$MATR token

$MATR TOKENS (THE “TOKENS”) ARE NOT BEING OFFERED OR DISTRIBUTED TO ANY RESIDENT OF OR ANY PERSON LOCATED OR DOMICILED WHERE SUCH OFFERING IS PROHIBITED, RESTRICTED OR UNAUTHORIZED IN ANY FORM OR MANNER WHETHER IN FULL OR IN PART UNDER THE LAWS, REGULATORY REQUIREMENTS OR RULES IN SUCH JURISDICTIONS, SUCH AS, BUT NOT LIMITED TO, UNITED STATES OF AMERICA, UNITED ARAB EMIRATES, SINGAPORE, AUSTRALIA.

$MATR TOKENS ARE OFFERED BY MATERA PROTOCOL FOUNDATION, INCORPORATED IN THE CAYMAN ISLANDS WITH COMPANY NUMBER 398250.

The Matera economy is built upon the MATR token, which mainly serves a dual purpose as a staking and liquidity token. This dual-token structure is reminiscent of the work of Cong et al. (2021) on tokenomics, which highlights the importance of balancing utility and liquidity in token-based systems.

Matera’s token economy is a system designed to incentivize participation, balance stakeholder interests, and support the growth of a circular economy for content creation and monetization.

  • Staking

The primary utility of the MATR token is as a vote-stake instrument, where holders stake to support specific creators. The amount staked adds to the Creator Points, and dictates the rewards distribution.

As seen in 2. Matera DeFi platform section, the distribution of rewards to each creator leverage mathematical principles to create a dynamic and adaptive reward distribution mechanism, so that it pays off to back a creator early before their rapid growth. This creates an incentive for users to back the right creators. These help to maintain equilibrium and are grounded in the principles of economic incentive design (Hurwicz & Reiter, 2006).

  • Rewards

When claimed, the Rewards are paid to Creators with MATR tokens. Creators can use DeFi platform to convert MATR into other currencies, using our liquidity pools.
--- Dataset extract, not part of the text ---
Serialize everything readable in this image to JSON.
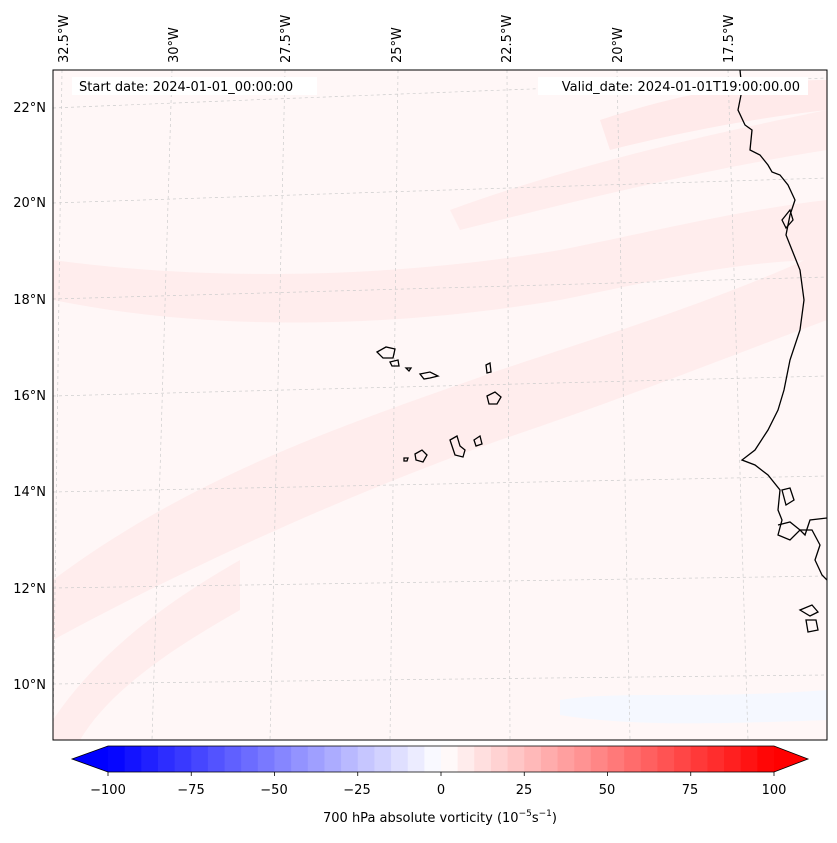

For web2 creators, off-ramp apps can be built directly on top of the Matera ecosystem to abstract this conversion and pay creators directly in fiat.

  • Liquidity

MATR is paired with USDT into a liquidity pool, enabling creators and users to exchange their MATR. LP tokens are created and distributed to liquidity providers. Additionally, new liquidity pools can be created between MATR and any whitelisted ERC20 token, which enables new partnerships and ability for users to exchange their tokens. For example, the MATR-DOGE pool could be created, and liquidity providers rewarded. The dynamic incentives of the model enable liquidity to form naturally, align and interplay with utility, driving the overall economic health of the platform.

  • Model Dynamics

The economic relationship between staking and liquidity needs to be recognised by the model in order to correctly align interests, and allow free markets to evolve on both sides of the ecosystem.
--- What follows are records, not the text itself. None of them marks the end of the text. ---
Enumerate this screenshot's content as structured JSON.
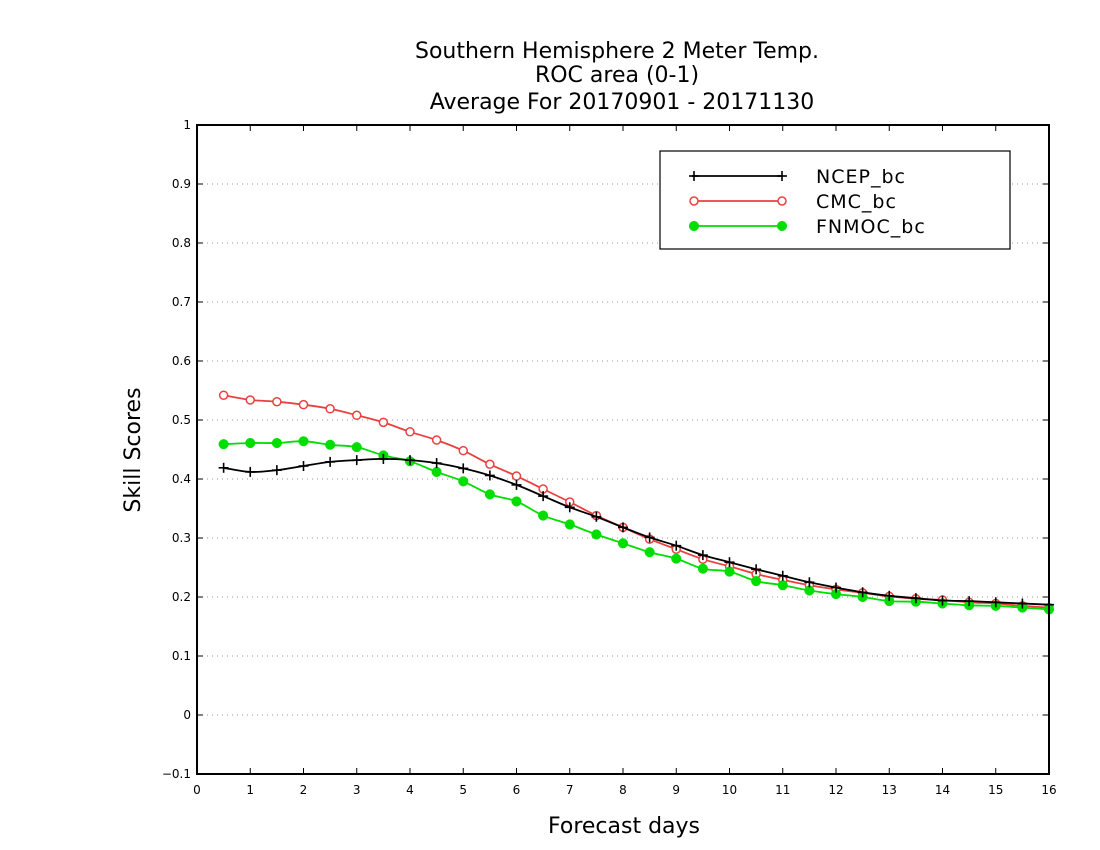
{
  "chart_data": {
    "type": "line",
    "title": [
      "Southern Hemisphere 2 Meter Temp.",
      "ROC area (0-1)",
      "Average For 20170901 - 20171130"
    ],
    "xlabel": "Forecast days",
    "ylabel": "Skill Scores",
    "xlim": [
      0,
      16
    ],
    "ylim": [
      -0.1,
      1
    ],
    "xticks": [
      0,
      1,
      2,
      3,
      4,
      5,
      6,
      7,
      8,
      9,
      10,
      11,
      12,
      13,
      14,
      15,
      16
    ],
    "yticks": [
      -0.1,
      0,
      0.1,
      0.2,
      0.3,
      0.4,
      0.5,
      0.6,
      0.7,
      0.8,
      0.9,
      1
    ],
    "ytick_labels": [
      "−0.1",
      "0",
      "0.1",
      "0.2",
      "0.3",
      "0.4",
      "0.5",
      "0.6",
      "0.7",
      "0.8",
      "0.9",
      "1"
    ],
    "grid": "horizontal dotted",
    "legend_position": "top-right",
    "x": [
      0.5,
      1,
      1.5,
      2,
      2.5,
      3,
      3.5,
      4,
      4.5,
      5,
      5.5,
      6,
      6.5,
      7,
      7.5,
      8,
      8.5,
      9,
      9.5,
      10,
      10.5,
      11,
      11.5,
      12,
      12.5,
      13,
      13.5,
      14,
      14.5,
      15,
      15.5,
      16
    ],
    "series": [
      {
        "name": "NCEP_bc",
        "color": "#000000",
        "marker": "plus",
        "values": [
          0.419,
          0.412,
          0.415,
          0.422,
          0.429,
          0.432,
          0.434,
          0.432,
          0.427,
          0.418,
          0.406,
          0.39,
          0.371,
          0.352,
          0.336,
          0.318,
          0.301,
          0.287,
          0.271,
          0.259,
          0.247,
          0.236,
          0.225,
          0.216,
          0.208,
          0.202,
          0.198,
          0.194,
          0.193,
          0.191,
          0.189,
          0.187
        ]
      },
      {
        "name": "CMC_bc",
        "color": "#e8413f",
        "marker": "open-circle",
        "values": [
          0.542,
          0.534,
          0.531,
          0.526,
          0.519,
          0.508,
          0.496,
          0.48,
          0.466,
          0.448,
          0.425,
          0.405,
          0.383,
          0.361,
          0.338,
          0.318,
          0.298,
          0.281,
          0.264,
          0.252,
          0.239,
          0.229,
          0.22,
          0.213,
          0.207,
          0.201,
          0.197,
          0.195,
          0.191,
          0.189,
          0.185,
          0.182
        ]
      },
      {
        "name": "FNMOC_bc",
        "color": "#00dd00",
        "marker": "filled-circle",
        "values": [
          0.459,
          0.461,
          0.461,
          0.464,
          0.458,
          0.454,
          0.44,
          0.43,
          0.412,
          0.396,
          0.374,
          0.362,
          0.338,
          0.323,
          0.306,
          0.291,
          0.276,
          0.265,
          0.248,
          0.243,
          0.227,
          0.22,
          0.211,
          0.205,
          0.2,
          0.193,
          0.192,
          0.189,
          0.186,
          0.185,
          0.182,
          0.179
        ]
      }
    ]
  }
}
To allow this within the model, the combo between staking and liquidity is modeled using the original Liquidity Pool consisting of MATR+USDT. This special LP token COMBO has its own role and utility in the ecosystem: to determine fees and incentive of other liquidity pools. In the example of MATR+DOGE above, COMBO holders can vote on fees for that pair and redirect it back to the MATR+DOGE LP holders. This means, COMBO holders can incentivize new liquidity pairs to bring in liquidity and TVL, and/or reduce allocations to more mature pools. This helps to ensure that the system remains responsive to the needs of its stakeholders.

  • Governance

In web2, most of the value created on platforms accrue to the platform themselves. This is because platforms centralize the governance of the system and are able to set their own fees, change distribution algorithms, or censorship rules. As we progressively decentralize the governance of the model, Matera aims to create an open system where MATR token holders have the ability to vote or stake on core issues and decide on the governance of the creator economy, such as Matera Points calculation, the fees, distribution of creator rewards, and more.